Schools falling apart: Leaky roofs, mold, rotting wood, poor air quality

Don Conkey

Superintendents in 12 South Shore school districts have admitted that 34 schools under their charge have grave structural and mechanical problems “seriously jeopardizing the health and safety” of thousands of students.

Not only haven’t school administrators hid this assertion, they’ve publicized it to try to get funding from the state. In “statements of interest” to the Massachusetts School Building Authority, they labeled their projects as “Priority 1.” By so doing, they stated that all or part of these academic buildings were “structurally unsound or otherwise,” with conditions so bad that they threatened the well-being of those unlucky enough to work or learn inside of them.

The problems in these schools run the gamut from ungrounded electrical sockets in Braintree to asbestos in Stoughton. Poor air ventilation is one of the most pervasive concerns as are plumbing problems and infestations of mold.

It’s common for temperatures to vary widely, from classroom to classroom. Students and teachers in many schools – like the 13 local ones identified in “statements of interest” filed with the state – often must work around buckets placed on the floor and by windows to catch leaking rain water.

The building authority received a flood of requests last year from communities in need of upgrading crumbling schools, ending a five-year moratorium on state funding.

“I’m not surprised at all that there are that many schools,” Rockland School Superintendent John Retchless said. “Gov. (Mitt) Romney reduced local aid in 2003, and schools have been under funded since then.”

Rockland is one of the lucky ones, on track to get funding for Rogers Middle School; if all goes to plan, its replacement could open in 2012. The money came after school administrators laid out its problems – from decaying walls to out-of-code exhaust systems to persistent leaks – in detail.

“The bottom line is that the (School Building Authority) identified 83 school districts” to fund, said Retchless, justifying the move to hold nothing back in stating the school’s problems. “You’re going to get one kick at the can.”

Yet many schools with pressing structural and safety concerns did not get a share of the funding pie. Thus, they are left with a bleak public record of the dangers in their schools – buildings that, despite such problems, still house students every day.

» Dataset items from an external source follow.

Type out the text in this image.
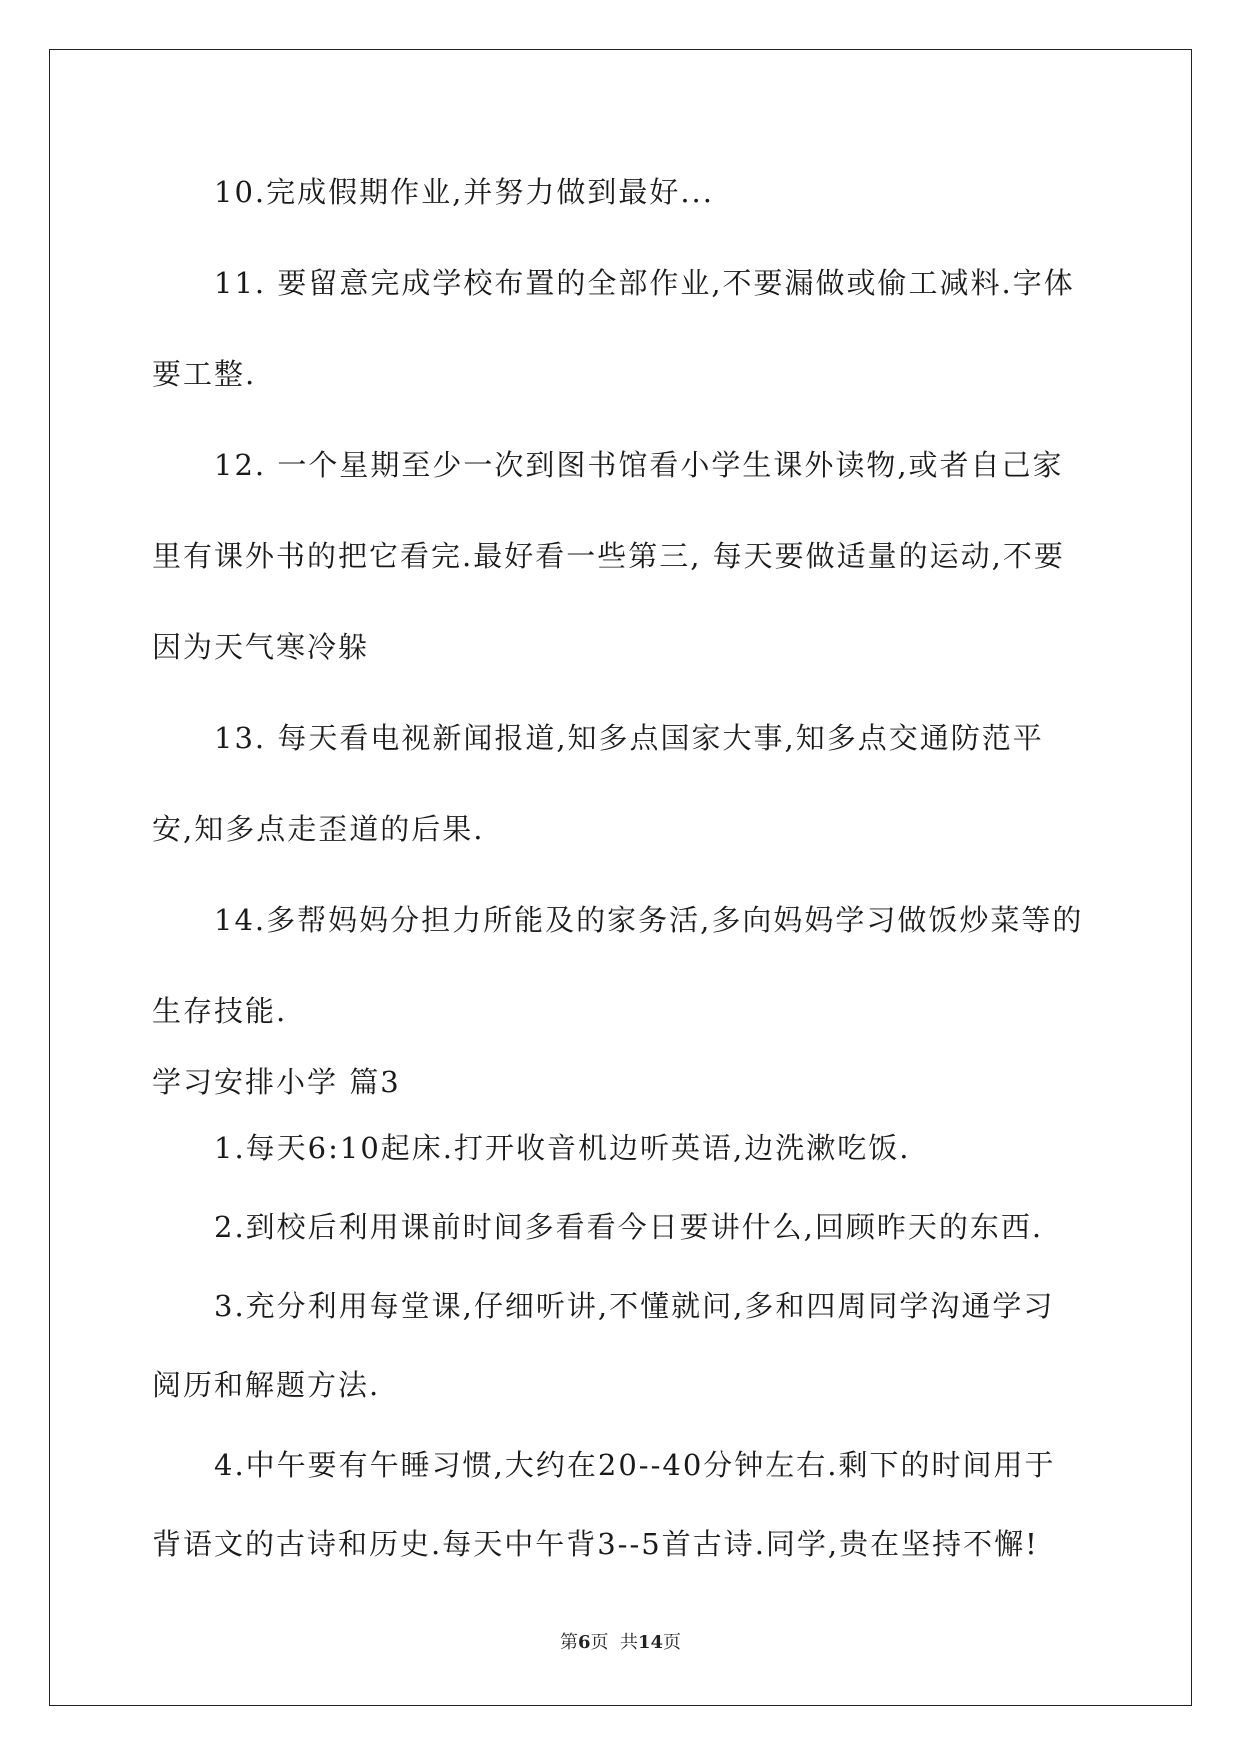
10.完成假期作业,并努力做到最好...
11. 要留意完成学校布置的全部作业,不要漏做或偷工减料.字体
要工整.
12. 一个星期至少一次到图书馆看小学生课外读物,或者自己家
里有课外书的把它看完.最好看一些第三, 每天要做适量的运动,不要
因为天气寒冷躲
13. 每天看电视新闻报道,知多点国家大事,知多点交通防范平
安,知多点走歪道的后果.
14.多帮妈妈分担力所能及的家务活,多向妈妈学习做饭炒菜等的
生存技能.
学习安排小学 篇3
1.每天6:10起床.打开收音机边听英语,边洗漱吃饭.
2.到校后利用课前时间多看看今日要讲什么,回顾昨天的东西.
3.充分利用每堂课,仔细听讲,不懂就问,多和四周同学沟通学习
阅历和解题方法.
4.中午要有午睡习惯,大约在20--40分钟左右.剩下的时间用于
背语文的古诗和历史.每天中午背3--5首古诗.同学,贵在坚持不懈!
第6页  共14页
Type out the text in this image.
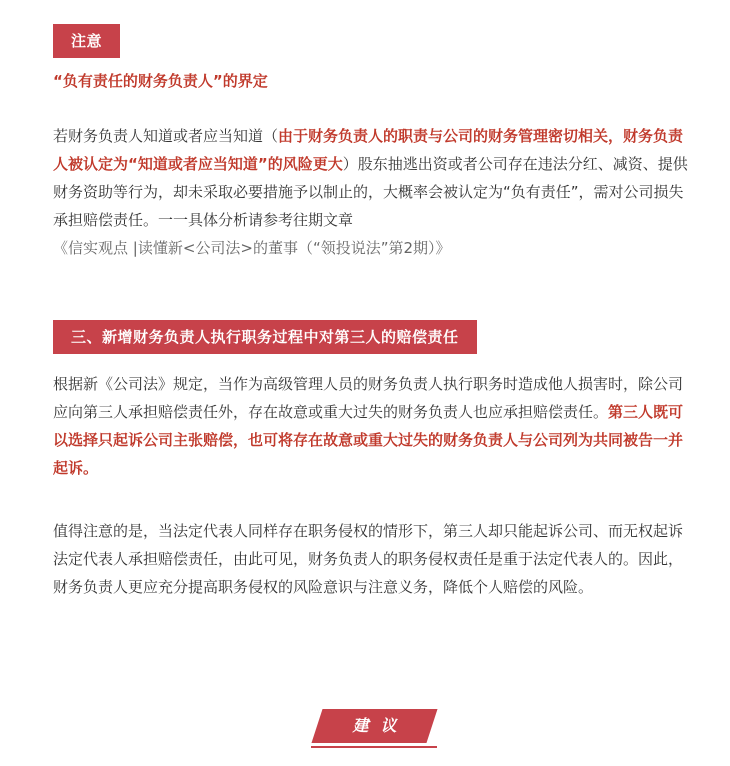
注意
“负有责任的财务负责人”的界定

若财务负责人知道或者应当知道（由于财务负责人的职责与公司的财务管理密切相关，财务负责人被认定为“知道或者应当知道”的风险更大）股东抽逃出资或者公司存在违法分红、减资、提供财务资助等行为，却未采取必要措施予以制止的，大概率会被认定为“负有责任”，需对公司损失承担赔偿责任。一一具体分析请参考往期文章
《信实观点 |读懂新<公司法>的董事（“领投说法”第2期）》

三、新增财务负责人执行职务过程中对第三人的赔偿责任

根据新《公司法》规定，当作为高级管理人员的财务负责人执行职务时造成他人损害时，除公司应向第三人承担赔偿责任外，存在故意或重大过失的财务负责人也应承担赔偿责任。第三人既可以选择只起诉公司主张赔偿，也可将存在故意或重大过失的财务负责人与公司列为共同被告一并起诉。

值得注意的是，当法定代表人同样存在职务侵权的情形下，第三人却只能起诉公司、而无权起诉法定代表人承担赔偿责任，由此可见，财务负责人的职务侵权责任是重于法定代表人的。因此，财务负责人更应充分提高职务侵权的风险意识与注意义务，降低个人赔偿的风险。

建议
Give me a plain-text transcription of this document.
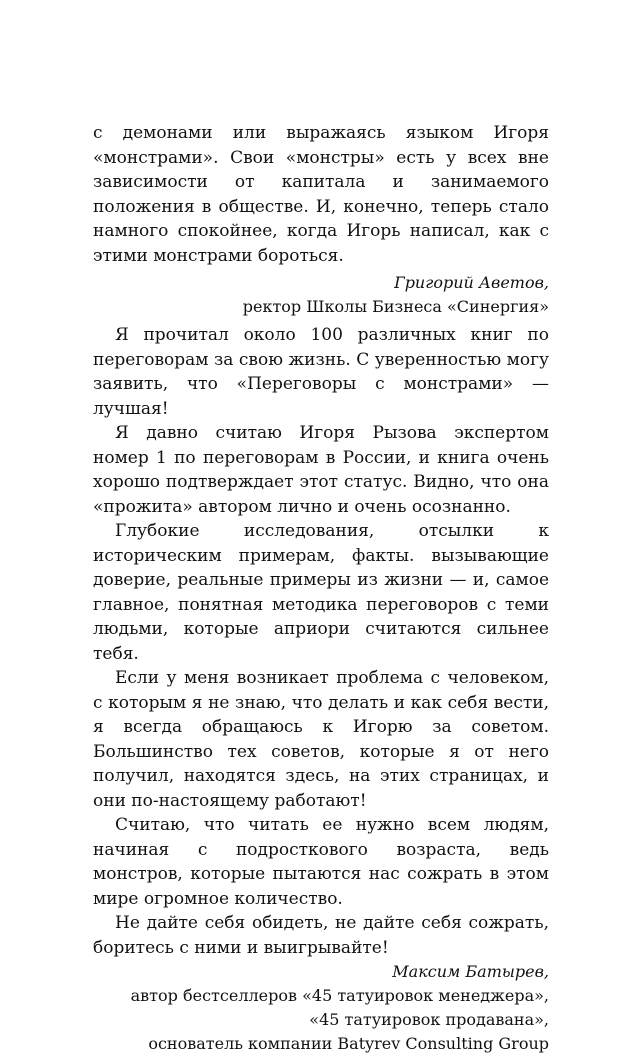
с демонами или выражаясь языком Игоря «монстрами». Свои «монстры» есть у всех вне зависимости от капитала и занимаемого положения в обществе. И, конечно, теперь стало намного спокойнее, когда Игорь написал, как с этими монстрами бороться.

Григорий Аветов,
ректор Школы Бизнеса «Синергия»

Я прочитал около 100 различных книг по переговорам за свою жизнь. С уверенностью могу заявить, что «Переговоры с монстрами» — лучшая!

Я давно считаю Игоря Рызова экспертом номер 1 по переговорам в России, и книга очень хорошо подтверждает этот статус. Видно, что она «прожита» автором лично и очень осознанно.

Глубокие исследования, отсылки к историческим примерам, факты. вызывающие доверие, реальные примеры из жизни — и, самое главное, понятная методика переговоров с теми людьми, которые априори считаются сильнее тебя.

Если у меня возникает проблема с человеком, с которым я не знаю, что делать и как себя вести, я всегда обращаюсь к Игорю за советом. Большинство тех советов, которые я от него получил, находятся здесь, на этих страницах, и они по-настоящему работают!

Считаю, что читать ее нужно всем людям, начиная с подросткового возраста, ведь монстров, которые пытаются нас сожрать в этом мире огромное количество.

Не дайте себя обидеть, не дайте себя сожрать, боритесь с ними и выигрывайте!

Максим Батырев,
автор бестселлеров «45 татуировок менеджера»,
«45 татуировок продавана»,
основатель компании Batyrev Consulting Group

And, while no decisions have been made, the prospects of them getting future funding seems increasingly tenuous, given sagging tax revenues and a slow economy.

Gov. Deval Patrick said Thursday that state revenues were $223 million behind projections in the first quarter of the state’s fiscal year, prompting a wave of immediate budget cuts.

“I believe they are a signal of worse news ahead,” he said. “As disruptive as these actions may be, the circumstances demand action.”